Last Tuesday was my nineteenth birthday. Julia and I cycled to the beach, as we finally got our bikes fixed! We did some swimming and met one of Amadou’s ex-students, who is now studying English and Spanish in Dakar. It was slightly better than our last trip to the beach, where we were followed home by a desperate Gambian called Eleman who wanted a Toubab wife. For dinner, Aicha taught me to make fataya, but with eggs and onions instead of meat and fish.
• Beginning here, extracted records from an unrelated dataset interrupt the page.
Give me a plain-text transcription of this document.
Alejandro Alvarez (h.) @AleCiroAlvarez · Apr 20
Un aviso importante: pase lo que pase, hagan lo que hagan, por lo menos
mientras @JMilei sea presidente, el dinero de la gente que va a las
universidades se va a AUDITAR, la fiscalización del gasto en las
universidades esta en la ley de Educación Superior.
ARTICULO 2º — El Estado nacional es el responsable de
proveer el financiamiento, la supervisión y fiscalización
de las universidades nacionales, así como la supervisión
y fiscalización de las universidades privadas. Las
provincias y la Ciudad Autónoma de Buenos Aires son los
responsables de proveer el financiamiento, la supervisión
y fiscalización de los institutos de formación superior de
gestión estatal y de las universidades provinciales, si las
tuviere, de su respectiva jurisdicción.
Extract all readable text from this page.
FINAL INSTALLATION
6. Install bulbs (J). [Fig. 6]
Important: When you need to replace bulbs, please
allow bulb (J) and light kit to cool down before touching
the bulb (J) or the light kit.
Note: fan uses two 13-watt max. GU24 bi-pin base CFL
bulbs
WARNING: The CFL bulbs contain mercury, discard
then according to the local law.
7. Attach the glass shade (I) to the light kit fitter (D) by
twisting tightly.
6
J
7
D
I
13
Julia made me pancakes and a lemon cake, ‘saphnasap!’ The whole family plus Binta our neighbour and Sophia all sang ‘Happy Birthday’ in French and those who could, in English. The kids had made me cards and I got some olives from Julia, a Senegalese necklace from Marieme, a rubber from Babo and pen from Mouhammed. Aicha and Amadou gave me some really cool trousers from Mbour. It was completely unexpected and so kind of them. Julia and I went to the Diamarek after dinner to meet the French doctors and I had my first drink in over two months. Julia is also paying for me to get my new boubou fitted at the tailor’s, it should be ready tomorrow night. I went to the post office and picked up two parcels from my parents, a letter from Charl back in Wales and card from the girls in Ziguinshor. It was a really lovely day. Anniversaire neex na!Amadou to his four year old daughter, Marieme, ‘Daara pas Dora’ which means, ‘You’re going to Qu’ranic school, not watching Dora the Explorer’.